Windows 8: felled by a modem driver
tl;dr: if you can’t read the BSOD message or need to examine the minidump files generated by Windows when it crashes, use the BlueScreenView utility to view them. Windows 8 kept crashing on shutdown for me because of an errant 56K modem driver. Sad—so sad—but true.
My Windows 8 installation went off with just one hitch: the machine crashed on shutdown. Every. Single. Time. This made it impossible to use the hibernation feature, which was a blocker issue for a laptop.

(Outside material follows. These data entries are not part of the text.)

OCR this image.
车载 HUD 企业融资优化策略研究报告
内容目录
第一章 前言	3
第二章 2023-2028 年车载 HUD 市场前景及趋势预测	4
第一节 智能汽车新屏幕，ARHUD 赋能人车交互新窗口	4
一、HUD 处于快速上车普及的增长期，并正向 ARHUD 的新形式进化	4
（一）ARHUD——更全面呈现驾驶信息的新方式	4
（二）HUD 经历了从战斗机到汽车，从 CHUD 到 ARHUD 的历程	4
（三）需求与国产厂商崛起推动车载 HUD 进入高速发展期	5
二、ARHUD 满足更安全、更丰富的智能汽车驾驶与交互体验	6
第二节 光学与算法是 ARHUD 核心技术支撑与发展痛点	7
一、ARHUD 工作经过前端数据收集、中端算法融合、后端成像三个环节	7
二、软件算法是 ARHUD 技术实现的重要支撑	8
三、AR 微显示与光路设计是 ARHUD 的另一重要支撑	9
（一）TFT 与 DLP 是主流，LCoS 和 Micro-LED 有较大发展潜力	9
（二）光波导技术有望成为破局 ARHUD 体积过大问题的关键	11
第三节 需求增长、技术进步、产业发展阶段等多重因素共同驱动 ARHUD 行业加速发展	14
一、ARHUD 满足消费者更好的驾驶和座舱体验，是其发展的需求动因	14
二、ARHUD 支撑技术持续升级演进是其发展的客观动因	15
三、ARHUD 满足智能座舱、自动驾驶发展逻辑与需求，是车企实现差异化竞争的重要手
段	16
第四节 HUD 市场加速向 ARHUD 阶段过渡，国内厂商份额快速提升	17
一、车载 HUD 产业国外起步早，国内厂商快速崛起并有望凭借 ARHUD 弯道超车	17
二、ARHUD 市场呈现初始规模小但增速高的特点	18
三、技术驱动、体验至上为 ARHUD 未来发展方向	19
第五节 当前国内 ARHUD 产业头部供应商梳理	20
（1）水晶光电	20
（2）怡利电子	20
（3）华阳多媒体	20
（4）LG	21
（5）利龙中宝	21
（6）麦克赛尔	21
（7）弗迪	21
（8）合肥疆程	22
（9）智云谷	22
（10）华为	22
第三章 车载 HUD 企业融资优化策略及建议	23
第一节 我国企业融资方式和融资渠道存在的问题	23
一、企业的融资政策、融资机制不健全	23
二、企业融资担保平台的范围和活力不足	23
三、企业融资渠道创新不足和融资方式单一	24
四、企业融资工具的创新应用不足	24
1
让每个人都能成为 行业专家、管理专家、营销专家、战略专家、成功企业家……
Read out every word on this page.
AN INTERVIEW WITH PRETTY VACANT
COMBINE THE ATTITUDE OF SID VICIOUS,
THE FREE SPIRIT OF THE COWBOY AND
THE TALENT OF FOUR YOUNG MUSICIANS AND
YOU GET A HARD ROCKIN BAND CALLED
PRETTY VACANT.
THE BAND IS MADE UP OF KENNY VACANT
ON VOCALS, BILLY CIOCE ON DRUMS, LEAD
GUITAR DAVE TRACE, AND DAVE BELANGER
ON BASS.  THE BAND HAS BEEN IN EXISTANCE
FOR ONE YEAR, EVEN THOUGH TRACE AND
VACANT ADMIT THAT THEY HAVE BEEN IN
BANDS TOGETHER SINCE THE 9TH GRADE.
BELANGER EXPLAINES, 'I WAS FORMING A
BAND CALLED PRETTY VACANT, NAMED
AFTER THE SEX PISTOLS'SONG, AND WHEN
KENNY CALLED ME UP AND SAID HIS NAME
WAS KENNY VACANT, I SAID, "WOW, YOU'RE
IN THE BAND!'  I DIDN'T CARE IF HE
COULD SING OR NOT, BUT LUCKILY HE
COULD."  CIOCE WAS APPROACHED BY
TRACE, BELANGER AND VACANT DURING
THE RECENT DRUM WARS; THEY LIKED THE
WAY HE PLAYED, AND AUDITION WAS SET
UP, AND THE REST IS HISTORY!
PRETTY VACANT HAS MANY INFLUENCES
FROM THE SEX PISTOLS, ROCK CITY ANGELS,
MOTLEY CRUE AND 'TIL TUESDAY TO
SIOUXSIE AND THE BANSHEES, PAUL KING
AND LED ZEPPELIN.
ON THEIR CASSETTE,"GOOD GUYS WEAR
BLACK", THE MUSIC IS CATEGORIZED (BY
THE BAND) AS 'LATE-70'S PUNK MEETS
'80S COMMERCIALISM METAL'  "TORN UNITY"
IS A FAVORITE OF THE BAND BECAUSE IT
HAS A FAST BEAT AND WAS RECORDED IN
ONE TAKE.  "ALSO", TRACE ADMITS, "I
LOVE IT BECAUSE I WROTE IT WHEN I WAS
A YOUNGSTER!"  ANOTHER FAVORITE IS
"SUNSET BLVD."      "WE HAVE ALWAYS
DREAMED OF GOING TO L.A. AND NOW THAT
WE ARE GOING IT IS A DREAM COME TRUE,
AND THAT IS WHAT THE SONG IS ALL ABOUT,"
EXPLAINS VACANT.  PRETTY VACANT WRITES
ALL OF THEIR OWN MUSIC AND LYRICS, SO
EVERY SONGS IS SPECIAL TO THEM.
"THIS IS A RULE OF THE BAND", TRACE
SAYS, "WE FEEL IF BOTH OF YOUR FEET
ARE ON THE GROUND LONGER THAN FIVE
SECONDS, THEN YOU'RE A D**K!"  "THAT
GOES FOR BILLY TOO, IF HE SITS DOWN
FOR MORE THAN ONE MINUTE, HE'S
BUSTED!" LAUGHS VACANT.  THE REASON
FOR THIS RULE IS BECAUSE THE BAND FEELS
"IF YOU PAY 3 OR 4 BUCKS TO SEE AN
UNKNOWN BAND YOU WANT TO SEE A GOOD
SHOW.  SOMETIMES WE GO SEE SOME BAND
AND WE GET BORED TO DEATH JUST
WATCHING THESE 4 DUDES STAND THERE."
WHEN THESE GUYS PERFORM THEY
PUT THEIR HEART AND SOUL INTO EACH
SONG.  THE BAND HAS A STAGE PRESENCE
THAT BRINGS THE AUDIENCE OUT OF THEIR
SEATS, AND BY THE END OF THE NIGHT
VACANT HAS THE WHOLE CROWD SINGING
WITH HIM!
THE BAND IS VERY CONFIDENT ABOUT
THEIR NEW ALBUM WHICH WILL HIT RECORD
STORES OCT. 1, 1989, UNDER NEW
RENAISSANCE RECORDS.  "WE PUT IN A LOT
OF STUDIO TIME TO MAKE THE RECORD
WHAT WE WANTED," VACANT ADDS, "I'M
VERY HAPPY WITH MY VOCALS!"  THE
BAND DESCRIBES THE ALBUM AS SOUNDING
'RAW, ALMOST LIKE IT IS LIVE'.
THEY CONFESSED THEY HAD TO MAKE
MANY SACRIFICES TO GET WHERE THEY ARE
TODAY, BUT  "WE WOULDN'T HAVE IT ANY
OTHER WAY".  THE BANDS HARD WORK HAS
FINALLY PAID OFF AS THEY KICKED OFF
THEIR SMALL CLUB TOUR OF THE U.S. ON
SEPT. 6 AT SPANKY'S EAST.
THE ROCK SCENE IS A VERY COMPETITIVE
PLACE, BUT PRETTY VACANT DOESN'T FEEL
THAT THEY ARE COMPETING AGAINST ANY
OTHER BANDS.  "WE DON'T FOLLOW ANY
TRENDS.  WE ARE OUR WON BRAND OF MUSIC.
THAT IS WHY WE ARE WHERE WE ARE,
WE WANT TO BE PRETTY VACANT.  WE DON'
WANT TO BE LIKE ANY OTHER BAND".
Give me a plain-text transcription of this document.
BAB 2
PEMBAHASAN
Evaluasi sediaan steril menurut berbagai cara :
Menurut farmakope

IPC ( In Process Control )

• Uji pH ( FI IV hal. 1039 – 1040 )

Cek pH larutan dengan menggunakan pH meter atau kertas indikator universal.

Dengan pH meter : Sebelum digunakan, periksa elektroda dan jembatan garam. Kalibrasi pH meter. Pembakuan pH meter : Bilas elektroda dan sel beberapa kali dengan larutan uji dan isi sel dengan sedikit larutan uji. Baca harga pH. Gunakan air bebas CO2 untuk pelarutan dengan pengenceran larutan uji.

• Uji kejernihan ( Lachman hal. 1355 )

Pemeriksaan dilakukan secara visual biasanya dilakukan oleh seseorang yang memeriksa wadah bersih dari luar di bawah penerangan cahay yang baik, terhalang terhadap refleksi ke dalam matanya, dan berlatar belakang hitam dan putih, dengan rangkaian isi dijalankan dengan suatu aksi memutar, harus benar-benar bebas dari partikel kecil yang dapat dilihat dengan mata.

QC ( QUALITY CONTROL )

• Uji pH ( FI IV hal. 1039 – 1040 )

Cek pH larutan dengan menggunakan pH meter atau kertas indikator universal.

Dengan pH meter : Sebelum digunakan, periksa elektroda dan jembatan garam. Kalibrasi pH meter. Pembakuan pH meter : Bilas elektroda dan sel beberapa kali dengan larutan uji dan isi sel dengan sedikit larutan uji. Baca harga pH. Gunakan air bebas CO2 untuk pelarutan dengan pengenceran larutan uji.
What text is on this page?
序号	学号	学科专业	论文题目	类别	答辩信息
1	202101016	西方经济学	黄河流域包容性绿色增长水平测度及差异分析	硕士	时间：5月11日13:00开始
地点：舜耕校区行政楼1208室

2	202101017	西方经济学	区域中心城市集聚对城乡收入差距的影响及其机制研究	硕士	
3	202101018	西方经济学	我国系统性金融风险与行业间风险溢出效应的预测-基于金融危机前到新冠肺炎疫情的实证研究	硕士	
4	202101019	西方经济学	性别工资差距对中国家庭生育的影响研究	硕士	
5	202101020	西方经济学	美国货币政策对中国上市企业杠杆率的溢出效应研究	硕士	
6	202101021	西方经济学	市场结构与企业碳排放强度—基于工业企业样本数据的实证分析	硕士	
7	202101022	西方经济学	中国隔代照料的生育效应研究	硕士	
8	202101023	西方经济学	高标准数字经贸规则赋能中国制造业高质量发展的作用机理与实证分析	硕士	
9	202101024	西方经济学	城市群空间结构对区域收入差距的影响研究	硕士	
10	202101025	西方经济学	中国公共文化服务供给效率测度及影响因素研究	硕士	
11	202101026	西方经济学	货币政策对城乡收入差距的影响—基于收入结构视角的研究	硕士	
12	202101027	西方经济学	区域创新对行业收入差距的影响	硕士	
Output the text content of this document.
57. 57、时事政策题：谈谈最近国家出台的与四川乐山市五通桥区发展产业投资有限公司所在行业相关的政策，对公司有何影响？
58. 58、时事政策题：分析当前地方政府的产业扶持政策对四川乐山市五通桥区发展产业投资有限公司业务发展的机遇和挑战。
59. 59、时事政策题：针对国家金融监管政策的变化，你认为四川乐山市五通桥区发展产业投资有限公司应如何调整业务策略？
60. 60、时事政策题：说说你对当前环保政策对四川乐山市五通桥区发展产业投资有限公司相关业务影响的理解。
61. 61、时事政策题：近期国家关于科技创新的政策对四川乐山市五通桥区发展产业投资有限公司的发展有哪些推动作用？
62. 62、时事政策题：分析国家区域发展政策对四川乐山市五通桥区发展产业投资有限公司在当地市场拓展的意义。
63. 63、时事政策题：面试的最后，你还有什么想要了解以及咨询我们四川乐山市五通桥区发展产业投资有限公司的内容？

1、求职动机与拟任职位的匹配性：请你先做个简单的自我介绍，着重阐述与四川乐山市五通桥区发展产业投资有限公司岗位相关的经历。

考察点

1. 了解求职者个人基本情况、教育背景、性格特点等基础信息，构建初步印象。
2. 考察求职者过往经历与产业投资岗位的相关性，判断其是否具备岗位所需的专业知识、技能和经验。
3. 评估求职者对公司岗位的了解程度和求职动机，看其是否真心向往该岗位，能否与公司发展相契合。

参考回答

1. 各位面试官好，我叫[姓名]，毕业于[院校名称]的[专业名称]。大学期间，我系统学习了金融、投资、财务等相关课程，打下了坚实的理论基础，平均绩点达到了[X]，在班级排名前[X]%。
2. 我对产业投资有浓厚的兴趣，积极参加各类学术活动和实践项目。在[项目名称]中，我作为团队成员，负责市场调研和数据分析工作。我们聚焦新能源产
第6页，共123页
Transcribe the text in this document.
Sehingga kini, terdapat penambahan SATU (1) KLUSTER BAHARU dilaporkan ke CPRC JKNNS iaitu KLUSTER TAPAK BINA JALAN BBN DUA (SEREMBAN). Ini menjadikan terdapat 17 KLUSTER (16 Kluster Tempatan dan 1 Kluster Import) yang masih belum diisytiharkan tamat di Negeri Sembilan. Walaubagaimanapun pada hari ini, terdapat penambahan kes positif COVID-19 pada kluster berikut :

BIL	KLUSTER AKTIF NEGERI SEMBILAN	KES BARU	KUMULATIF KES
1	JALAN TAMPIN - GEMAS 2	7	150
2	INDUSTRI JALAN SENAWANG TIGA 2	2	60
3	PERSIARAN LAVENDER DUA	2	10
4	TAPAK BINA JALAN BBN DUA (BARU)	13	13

So, how to solve the issue? Well, the first step is to read the error message, right? In this case, the crash was a Blue Screen of Death (BSOD) so you can’t copy the message or take a screenshot of it. You can take a picture if you’re quick on the draw: for the last several versions, Windows has been extremely shy about crashing and will hurriedly restart before the user even realizes what has happened.
That means you have to be fast to read the message, but it used to be possible. With Windows 8, though, the BSOD message has been improved to show a little sad face and a message that tells the user that Windows is gathering information related to the crash and will restart shortly. In the example to the right, you can see that the small text reads
HAL_INITIALIZATION_FAILED. In the example, though, the error message takes up the whole screen; in my case, the blue area was limited to a 640x480 block in the center and the fine print had been scaled down into illegibility.
That tiny bit of text holds the salient nugget of information that can help a veteran Windows user solve the problem. This was, needless to say, quite frustrating. The Event Viewer showed nothing, which wasn’t unusual in the case of a full system crash—how would it be able to write an error message?
The system would still boot up fine and was perfectly usable, so I could search for help in finding that elusive message. Every halfway-useful page I found quickly ended in a forum moderator instructing users to upload their “minidump” files so that a Microsoft employee could examine them.
That wasn’t acceptable, so I searched for help on how to read mini-dump files myself. Microsoft’s instructions ran to multiple steps and installation of low-level debugging software. Frustrated, I jumped into a conversation called Blue Screen error delivers unreadable instructions (font too small); how to increase fontsize in Blue Screen? which also featured an unhelpful answer. Luckily, someone responded almost immediately with a tip to use the BlueScreenView to read mini-dump files.
Within seconds I’d found out that my crashes were caused by a driver file called
CAX_CNXT.sys. A few more seconds and I’d found out that this was the driver for the 56K modem on my laptop. I disabled that device with extreme prejudice and restarted the machine. No crash. Problem solved. It took longer than it had to, but now my machine has been running stably on Windows 8 for days. And lacking a modem driver hasn’t affected my workflow at all.